И в самом деле, казалось, все призывало к оружию: барабанная дробь, жалобные вздохи тамтамов, колыхание знамен всех стран как символ непрекращающейся борьбы за свободу против рабства, учащающиеся возгласы, всякий раз приобретающие все более угрожающий характер и отдаляющиеся по смыслу от «Слава генералу Ламарку!», все, что возносилось с земли, все, что нисходило с небес, все, что витало в воздухе, побуждало дух к опасной экзальтации». Ближе к площади Бастилии человек шестьдесят студентов Политехнической школы присоединяется к артиллеристам. Комендант Школы запретил им выходить из здания, но они оттолкнули его и ушли. При их появлении музыка заиграла Марсельезу. «Невозможно даже представить себе тот энтузиазм, с которым толпа восприняла эту возбуждающую мелодию, вот уже год как запрещенную. Пятьдесят тысяч голосов подхватило хором: «К оружию, граждане!» На Аустерлицком мосту воздвигнут помост, «оттуда должны были произноситься прощальные речи. После них тело генерала Ламарка должно было продолжить свой путь в департамент Ланды — к месту погребения, а кортежу надлежало вернуться в Париж».
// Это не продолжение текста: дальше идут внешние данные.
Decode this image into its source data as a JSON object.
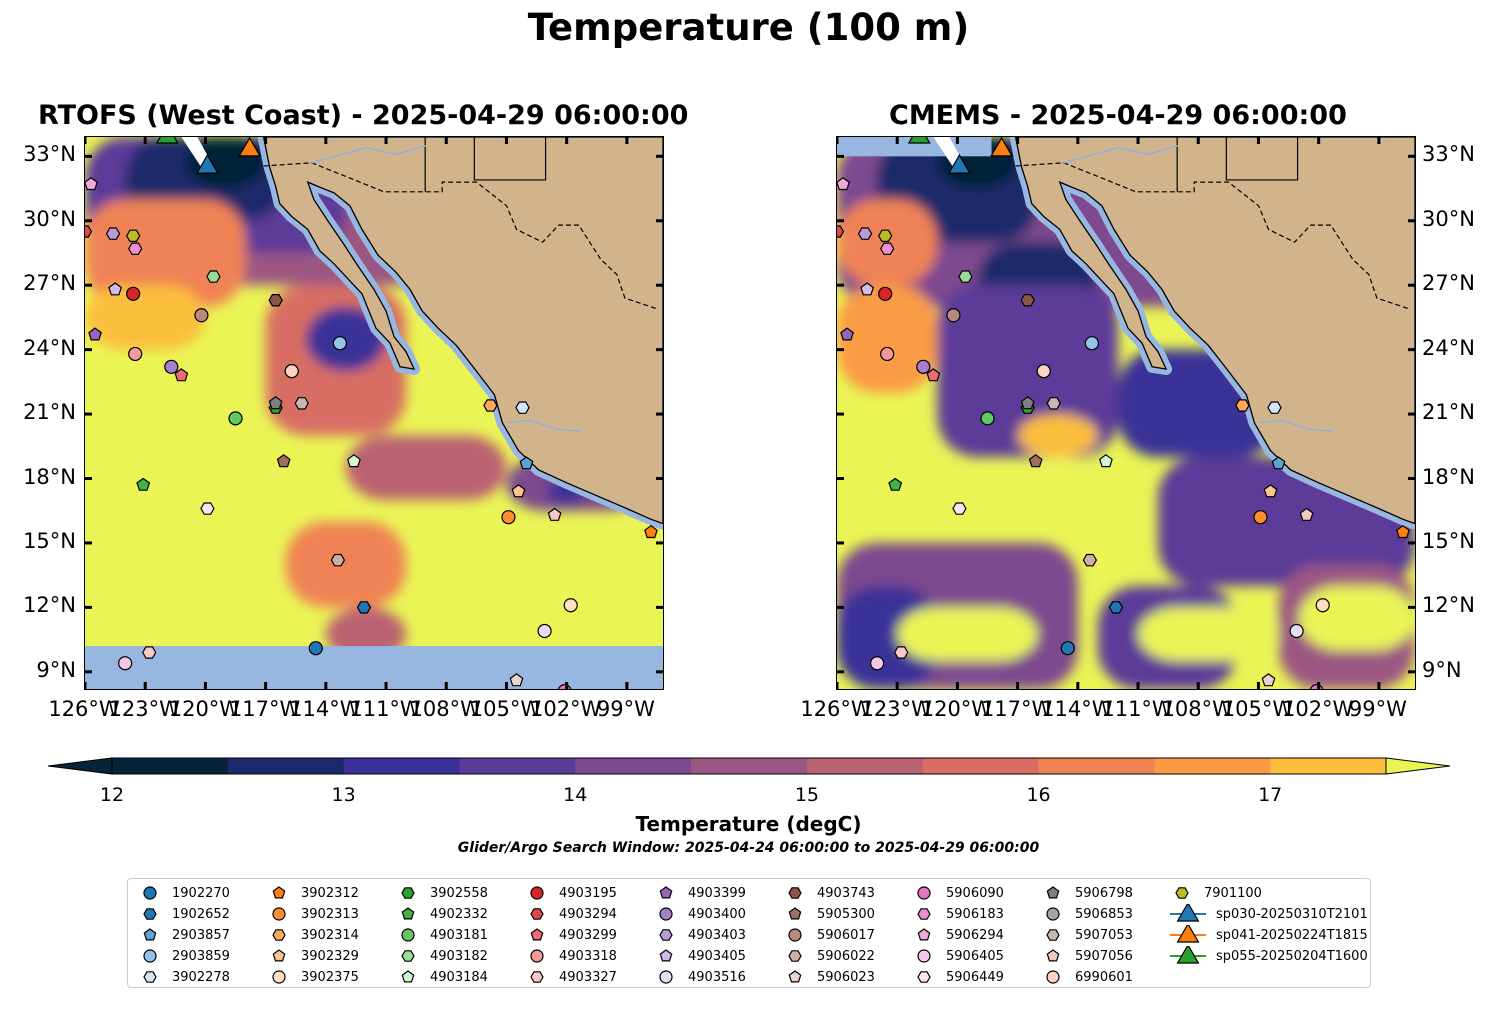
{
  "figure": {
    "title": "Temperature (100 m)",
    "panel_left_title": "RTOFS (West Coast) - 2025-04-29 06:00:00",
    "panel_right_title": "CMEMS - 2025-04-29 06:00:00",
    "lon_ticks": [
      "126°W",
      "123°W",
      "120°W",
      "117°W",
      "114°W",
      "111°W",
      "108°W",
      "105°W",
      "102°W",
      "99°W"
    ],
    "lat_ticks": [
      "33°N",
      "30°N",
      "27°N",
      "24°N",
      "21°N",
      "18°N",
      "15°N",
      "12°N",
      "9°N"
    ],
    "extent": {
      "lon_min": -126,
      "lon_max": -97.2,
      "lat_min": 8.2,
      "lat_max": 33.9
    }
  },
  "colorbar": {
    "label": "Temperature (degC)",
    "ticks": [
      "12",
      "13",
      "14",
      "15",
      "16",
      "17"
    ],
    "min": 12,
    "max": 17.5,
    "step": 0.5,
    "colors": [
      "#062437",
      "#1b2a6b",
      "#3a3198",
      "#5b3b99",
      "#7d4a8f",
      "#9b5783",
      "#bb6272",
      "#d86e63",
      "#f08354",
      "#fa9b44",
      "#fcbe3c",
      "#eaf455"
    ]
  },
  "search_window": "Glider/Argo Search Window: 2025-04-24 06:00:00 to 2025-04-29 06:00:00",
  "legend": [
    {
      "label": "1902270",
      "marker": "circle",
      "color": "#1f77b4"
    },
    {
      "label": "1902652",
      "marker": "hexagon",
      "color": "#1f77b4"
    },
    {
      "label": "2903857",
      "marker": "pentagon",
      "color": "#5fa2d6"
    },
    {
      "label": "2903859",
      "marker": "circle",
      "color": "#93c4e8"
    },
    {
      "label": "3902278",
      "marker": "hexagon",
      "color": "#cfe6f6"
    },
    {
      "label": "3902312",
      "marker": "pentagon",
      "color": "#ff7f0e"
    },
    {
      "label": "3902313",
      "marker": "circle",
      "color": "#ff8f2e"
    },
    {
      "label": "3902314",
      "marker": "hexagon",
      "color": "#ffa75a"
    },
    {
      "label": "3902329",
      "marker": "pentagon",
      "color": "#ffc58e"
    },
    {
      "label": "3902375",
      "marker": "circle",
      "color": "#ffe1c0"
    },
    {
      "label": "3902558",
      "marker": "hexagon",
      "color": "#2ca02c"
    },
    {
      "label": "4902332",
      "marker": "pentagon",
      "color": "#43b243"
    },
    {
      "label": "4903181",
      "marker": "circle",
      "color": "#63c763"
    },
    {
      "label": "4903182",
      "marker": "hexagon",
      "color": "#98dc98"
    },
    {
      "label": "4903184",
      "marker": "pentagon",
      "color": "#d2f5d2"
    },
    {
      "label": "4903195",
      "marker": "circle",
      "color": "#d62728"
    },
    {
      "label": "4903294",
      "marker": "hexagon",
      "color": "#e04848"
    },
    {
      "label": "4903299",
      "marker": "pentagon",
      "color": "#ea6e6e"
    },
    {
      "label": "4903318",
      "marker": "circle",
      "color": "#f29a9a"
    },
    {
      "label": "4903327",
      "marker": "hexagon",
      "color": "#f8c8c8"
    },
    {
      "label": "4903399",
      "marker": "pentagon",
      "color": "#9467bd"
    },
    {
      "label": "4903400",
      "marker": "circle",
      "color": "#a47fca"
    },
    {
      "label": "4903403",
      "marker": "hexagon",
      "color": "#b89cd8"
    },
    {
      "label": "4903405",
      "marker": "pentagon",
      "color": "#cfbce6"
    },
    {
      "label": "4903516",
      "marker": "circle",
      "color": "#e6dcf3"
    },
    {
      "label": "4903743",
      "marker": "hexagon",
      "color": "#8c564b"
    },
    {
      "label": "5905300",
      "marker": "pentagon",
      "color": "#a06e62"
    },
    {
      "label": "5906017",
      "marker": "circle",
      "color": "#b88a7e"
    },
    {
      "label": "5906022",
      "marker": "hexagon",
      "color": "#d1ada3"
    },
    {
      "label": "5906023",
      "marker": "pentagon",
      "color": "#ebd4cd"
    },
    {
      "label": "5906090",
      "marker": "circle",
      "color": "#e377c2"
    },
    {
      "label": "5906183",
      "marker": "hexagon",
      "color": "#ea8fcf"
    },
    {
      "label": "5906294",
      "marker": "pentagon",
      "color": "#f0a9dc"
    },
    {
      "label": "5906405",
      "marker": "circle",
      "color": "#f6c6e8"
    },
    {
      "label": "5906449",
      "marker": "hexagon",
      "color": "#fbe2f4"
    },
    {
      "label": "5906798",
      "marker": "pentagon",
      "color": "#7f7f7f"
    },
    {
      "label": "5906853",
      "marker": "circle",
      "color": "#a5a5a5"
    },
    {
      "label": "5907053",
      "marker": "hexagon",
      "color": "#c7b6b0"
    },
    {
      "label": "5907056",
      "marker": "pentagon",
      "color": "#f3c9c0"
    },
    {
      "label": "6990601",
      "marker": "circle",
      "color": "#ffd2c4"
    },
    {
      "label": "7901100",
      "marker": "hexagon",
      "color": "#bcbd22"
    },
    {
      "label": "sp030-20250310T2101",
      "marker": "triangle",
      "color": "#1f77b4"
    },
    {
      "label": "sp041-20250224T1815",
      "marker": "triangle",
      "color": "#ff7f0e"
    },
    {
      "label": "sp055-20250204T1600",
      "marker": "triangle",
      "color": "#2ca02c"
    }
  ],
  "floats": [
    {
      "id": "1902270",
      "lon": -114.5,
      "lat": 10.1
    },
    {
      "id": "1902652",
      "lon": -112.1,
      "lat": 12.0
    },
    {
      "id": "2903857",
      "lon": -104.0,
      "lat": 18.7
    },
    {
      "id": "2903859",
      "lon": -113.3,
      "lat": 24.3
    },
    {
      "id": "3902278",
      "lon": -104.2,
      "lat": 21.3
    },
    {
      "id": "3902312",
      "lon": -97.8,
      "lat": 15.5
    },
    {
      "id": "3902313",
      "lon": -104.9,
      "lat": 16.2
    },
    {
      "id": "3902314",
      "lon": -105.8,
      "lat": 21.4
    },
    {
      "id": "3902329",
      "lon": -104.4,
      "lat": 17.4
    },
    {
      "id": "3902375",
      "lon": -101.8,
      "lat": 12.1
    },
    {
      "id": "3902558",
      "lon": -116.5,
      "lat": 21.3
    },
    {
      "id": "4902332",
      "lon": -123.1,
      "lat": 17.7
    },
    {
      "id": "4903181",
      "lon": -118.5,
      "lat": 20.8
    },
    {
      "id": "4903182",
      "lon": -119.6,
      "lat": 27.4
    },
    {
      "id": "4903184",
      "lon": -112.6,
      "lat": 18.8
    },
    {
      "id": "4903195",
      "lon": -123.6,
      "lat": 26.6
    },
    {
      "id": "4903294",
      "lon": -126.0,
      "lat": 29.5
    },
    {
      "id": "4903299",
      "lon": -121.2,
      "lat": 22.8
    },
    {
      "id": "4903318",
      "lon": -123.5,
      "lat": 23.8
    },
    {
      "id": "4903327",
      "lon": -122.8,
      "lat": 9.9
    },
    {
      "id": "4903399",
      "lon": -125.5,
      "lat": 24.7
    },
    {
      "id": "4903400",
      "lon": -121.7,
      "lat": 23.2
    },
    {
      "id": "4903403",
      "lon": -124.6,
      "lat": 29.4
    },
    {
      "id": "4903405",
      "lon": -124.5,
      "lat": 26.8
    },
    {
      "id": "4903516",
      "lon": -103.1,
      "lat": 10.9
    },
    {
      "id": "4903743",
      "lon": -116.5,
      "lat": 26.3
    },
    {
      "id": "5905300",
      "lon": -116.1,
      "lat": 18.8
    },
    {
      "id": "5906017",
      "lon": -120.2,
      "lat": 25.6
    },
    {
      "id": "5906022",
      "lon": -113.4,
      "lat": 14.2
    },
    {
      "id": "5906023",
      "lon": -104.5,
      "lat": 8.6
    },
    {
      "id": "5906090",
      "lon": -102.1,
      "lat": 8.1
    },
    {
      "id": "5906183",
      "lon": -123.5,
      "lat": 28.7
    },
    {
      "id": "5906294",
      "lon": -125.7,
      "lat": 31.7
    },
    {
      "id": "5906405",
      "lon": -124.0,
      "lat": 9.4
    },
    {
      "id": "5906449",
      "lon": -119.9,
      "lat": 16.6
    },
    {
      "id": "5906798",
      "lon": -116.5,
      "lat": 21.5
    },
    {
      "id": "5906853",
      "lon": -115.7,
      "lat": 23.0
    },
    {
      "id": "5907053",
      "lon": -115.2,
      "lat": 21.5
    },
    {
      "id": "5907056",
      "lon": -102.6,
      "lat": 16.3
    },
    {
      "id": "6990601",
      "lon": -115.7,
      "lat": 23.0
    },
    {
      "id": "7901100",
      "lon": -123.6,
      "lat": 29.3
    }
  ],
  "gliders": [
    {
      "id": "sp030-20250310T2101",
      "lon": -119.9,
      "lat": 32.5
    },
    {
      "id": "sp041-20250224T1815",
      "lon": -117.8,
      "lat": 33.3
    },
    {
      "id": "sp055-20250204T1600",
      "lon": -121.9,
      "lat": 33.9
    }
  ]
}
Уже три часа дня, и у Александра сосет под ложечкой. Он предлагает двум артиллеристам пойти перекусить, пока будут говорить речи, на набережной Рапе он знает хороший ресторанчик. Этьен Араго удивлен его уходом. Александр дрожит от истощения, но готов пожертвовать едой, если Революция начнется именно в эту минуту. Араго считает, что, если она начнется, то продлится достаточно долго, чтобы Александр сумел догнать ее до десерта. Но на самом деле Александр не шутит. «Я был так слаб, что вынужден опираться на руку одного из моих спутников, а входя в ресторан, чуть было не потерял сознание». Ему дали напиться воды со льдом. Он пришел в себя. Вслед за этим аперитивом, а также закусками и прочими блюдами, трое посетителей принялись за «гигантскую рыбину под винным соусом, обязательное горячее блюдо для обедающих по местным правилам». Очевидно, не следовало бы слишком настойчиво рекомендовать медицинскому корпусу подобное жаркое в качестве основного блюда для пациента с явными признаками послехолерных осложнений, особенно если температура каждый вечер повышенная, если слабость его не оставляет и на протяжении многих дней он не ест ничего, кроме тридцати граммов хлеба в качестве дневной нормы. Но надо сказать, что приготовление[125] подобного медикамента не составляет особого труда и отвечает строжайшим диетическим требованиям:
«Возьмите одного карпа из Сены, одного угря, одного линя, одного окуня; нарежьте их кусками. Приготовьте медную кастрюлю, предварительно слегка почистив дно. Нарежьте две большие луковицы кружками, сверху положите рыбьи головы, а затем для придания вкуса — крупную соль, перец, хороший букетик трав и несколько зубчиков чесноку; залейте все двумя бутылками Нарбоннского вина и поставьте на сильный огонь; как только начнет закипать, добавьте стакан коньяку, подожгите; приготовьте штук двадцать-тридцать маленьких луковиц и слегка потушите их на сковородке с небольшим количеством масла, как только они подрумянятся, бросьте их в кастрюлю; из четверти масла, смешанного с двумя ложками муки, сделайте маленькие фрикадельки, переложите ими рыбу и, встряхивая кастрюлю за ручку, смешайте все вместе; выложите вашу рыбу, украсьте гренками и дюжиной креветок, сваренных в рейнском вине, и подавайте горячей».